Best wishes on your sermon,
Message: Posted by: DanTheMagicMan (Jan 14, 2003 03:14PM)
Thanks for the routine ideas everybody. I particulary like the stamp book idea and the Professor's Nightmare ideas (I like the international flavor of the stamp book). I'm going to use the Professor's Nightmare for this Sunday's children's sermon. Thanks again.

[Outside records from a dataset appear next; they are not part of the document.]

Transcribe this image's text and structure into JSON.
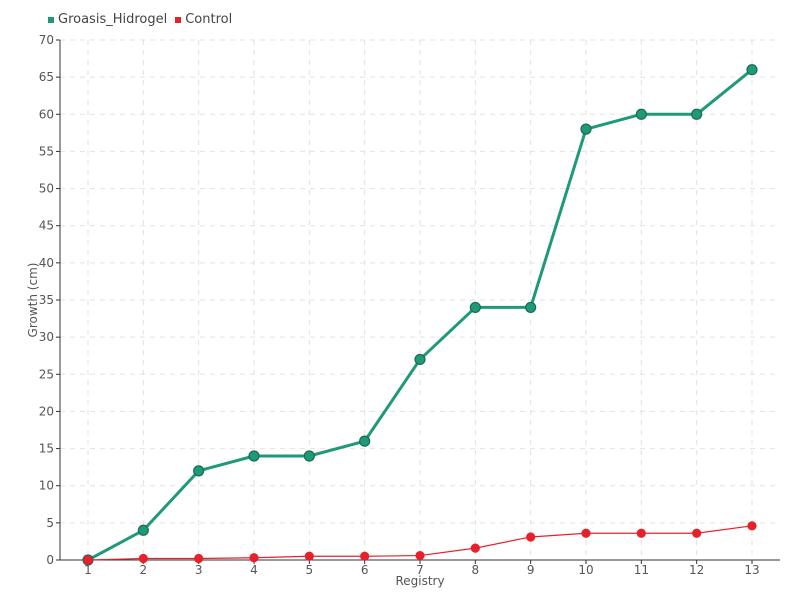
{
  "chart_data": {
    "type": "line",
    "title": "",
    "xlabel": "Registry",
    "ylabel": "Growth (cm)",
    "x": [
      1,
      2,
      3,
      4,
      5,
      6,
      7,
      8,
      9,
      10,
      11,
      12,
      13
    ],
    "xlim": [
      1,
      13
    ],
    "ylim": [
      0,
      70
    ],
    "yticks": [
      0,
      5,
      10,
      15,
      20,
      25,
      30,
      35,
      40,
      45,
      50,
      55,
      60,
      65,
      70
    ],
    "grid": true,
    "legend_position": "top-left",
    "series": [
      {
        "name": "Groasis_Hidrogel",
        "color": "#1f9a78",
        "values": [
          0,
          4,
          12,
          14,
          14,
          16,
          27,
          34,
          34,
          58,
          60,
          60,
          66
        ]
      },
      {
        "name": "Control",
        "color": "#e8202a",
        "values": [
          0,
          0.2,
          0.2,
          0.3,
          0.5,
          0.5,
          0.6,
          1.6,
          3.1,
          3.6,
          3.6,
          3.6,
          4.6
        ]
      }
    ]
  }
}
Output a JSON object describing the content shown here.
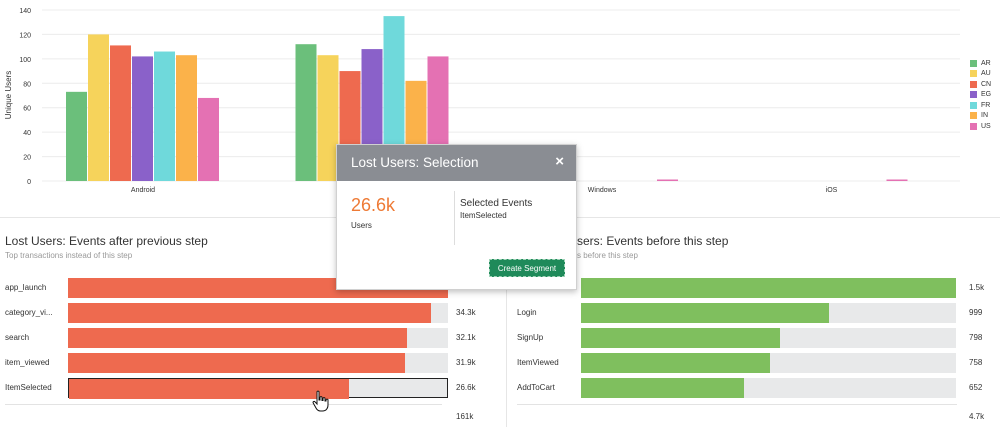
{
  "chart_data": {
    "type": "bar",
    "ylabel": "Unique Users",
    "xlabel": "",
    "ylim": [
      0,
      140
    ],
    "yticks": [
      0,
      20,
      40,
      60,
      80,
      100,
      120,
      140
    ],
    "categories": [
      "Android",
      "",
      "Windows",
      "iOS"
    ],
    "series": [
      {
        "name": "AR",
        "color": "#6bbf7b",
        "values": [
          73,
          112,
          0,
          0
        ]
      },
      {
        "name": "AU",
        "color": "#f6d35b",
        "values": [
          120,
          103,
          0,
          0
        ]
      },
      {
        "name": "CN",
        "color": "#ee6a4f",
        "values": [
          111,
          90,
          0,
          0
        ]
      },
      {
        "name": "EG",
        "color": "#8a61c9",
        "values": [
          102,
          108,
          0,
          0
        ]
      },
      {
        "name": "FR",
        "color": "#6fd9db",
        "values": [
          106,
          135,
          0,
          0
        ]
      },
      {
        "name": "IN",
        "color": "#fbb24a",
        "values": [
          103,
          82,
          0,
          0
        ]
      },
      {
        "name": "US",
        "color": "#e471b3",
        "values": [
          68,
          102,
          1,
          1
        ]
      }
    ],
    "grid": true,
    "legend_position": "right"
  },
  "left_panel": {
    "title": "Lost Users: Events after previous step",
    "subtitle": "Top transactions instead of this step",
    "color": "#ee6a4f",
    "rows": [
      {
        "label": "app_launch",
        "value": "",
        "fraction": 1.0,
        "selected": false
      },
      {
        "label": "category_vi...",
        "value": "34.3k",
        "fraction": 0.954,
        "selected": false
      },
      {
        "label": "search",
        "value": "32.1k",
        "fraction": 0.893,
        "selected": false
      },
      {
        "label": "item_viewed",
        "value": "31.9k",
        "fraction": 0.887,
        "selected": false
      },
      {
        "label": "ItemSelected",
        "value": "26.6k",
        "fraction": 0.74,
        "selected": true
      }
    ],
    "total": "161k"
  },
  "right_panel": {
    "title_visible": "sers: Events before this step",
    "subtitle_visible": "s before this step",
    "color": "#7fbf5e",
    "rows": [
      {
        "label": "",
        "value": "1.5k",
        "fraction": 1.0
      },
      {
        "label": "Login",
        "value": "999",
        "fraction": 0.66
      },
      {
        "label": "SignUp",
        "value": "798",
        "fraction": 0.53
      },
      {
        "label": "ItemViewed",
        "value": "758",
        "fraction": 0.505
      },
      {
        "label": "AddToCart",
        "value": "652",
        "fraction": 0.435
      }
    ],
    "total": "4.7k"
  },
  "popup": {
    "title": "Lost Users: Selection",
    "close_glyph": "×",
    "count": "26.6k",
    "count_label": "Users",
    "selected_events_title": "Selected Events",
    "selected_event": "ItemSelected",
    "button_label": "Create Segment"
  }
}
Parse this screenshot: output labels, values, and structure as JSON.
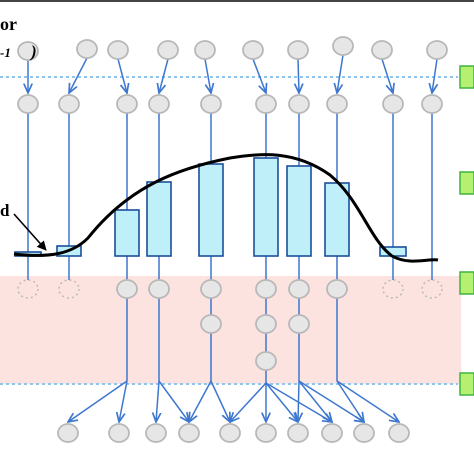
{
  "labels": {
    "top_left_word": "or",
    "top_left_subscript": "-1",
    "top_left_paren": ")",
    "left_marker": "d"
  },
  "colors": {
    "node_fill": "#e6e6e6",
    "node_stroke": "#b8b8b8",
    "arrow": "#3d77cf",
    "dotted_line": "#8ec5ef",
    "bar_fill": "#bff0fa",
    "bar_stroke": "#1b4f9b",
    "curve": "#000000",
    "band_fill": "#fde3df",
    "side_marker_fill": "#b6f071",
    "side_marker_stroke": "#3fb33f",
    "pointer": "#000000"
  },
  "chart_data": {
    "type": "bar",
    "title": "",
    "xlabel": "",
    "ylabel": "",
    "bars": [
      {
        "x": 28,
        "height": 4
      },
      {
        "x": 69,
        "height": 10
      },
      {
        "x": 127,
        "height": 46
      },
      {
        "x": 159,
        "height": 74
      },
      {
        "x": 211,
        "height": 92
      },
      {
        "x": 266,
        "height": 98
      },
      {
        "x": 299,
        "height": 90
      },
      {
        "x": 337,
        "height": 73
      },
      {
        "x": 393,
        "height": 9
      }
    ]
  },
  "network": {
    "top_nodes": [
      28,
      87,
      118,
      168,
      205,
      253,
      298,
      343,
      382,
      437
    ],
    "second_nodes": [
      28,
      69,
      127,
      159,
      211,
      266,
      299,
      337,
      393,
      432
    ],
    "bottom_nodes": [
      68,
      119,
      156,
      189,
      230,
      266,
      298,
      332,
      364,
      399
    ]
  }
}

An update: the sermon went very well. I used the Professor's Nightmare idea using the 1st Corinthians scripture reference - We are all different, but all equal in God's eyes. I also added the ending I've seen Duane Laflin do where the three "equal" ropes are tied together and transform into one long rope, which fit well with the same scripture reference. I spoke about how we are like different parts of the body. We each have our own special uniqueness (ropes tied together). Our body is made up of different parts that all work together. We can't have a body of all thumbs, although sometimes I feel like that! Just like our body works with different parts, God wants us to live and work together with others through the body of Christ (show long rope without knots).

I liked how the ending with one long rope fit into the same scripture reference. I had a church member afterwards ask if I could do something similar for his exceptional learners Sunday School class (adults with learning disabilities), who normally do not attend the church service. I thought it was a great idea and I had not even considered this area of magic ministry.

Thanks again to all for the great ideas and hope others find these ideas as useful as I have.
Message: Posted by: BroDavid (Jan 23, 2003 09:21PM)
Well Done Dan!

Good adaptation and excellent illustration!

Message: Posted by: DougTait (Jan 23, 2003 10:25PM)
It sounds as if your illustrations fit very well with your message. Thanks for letting us know how things went.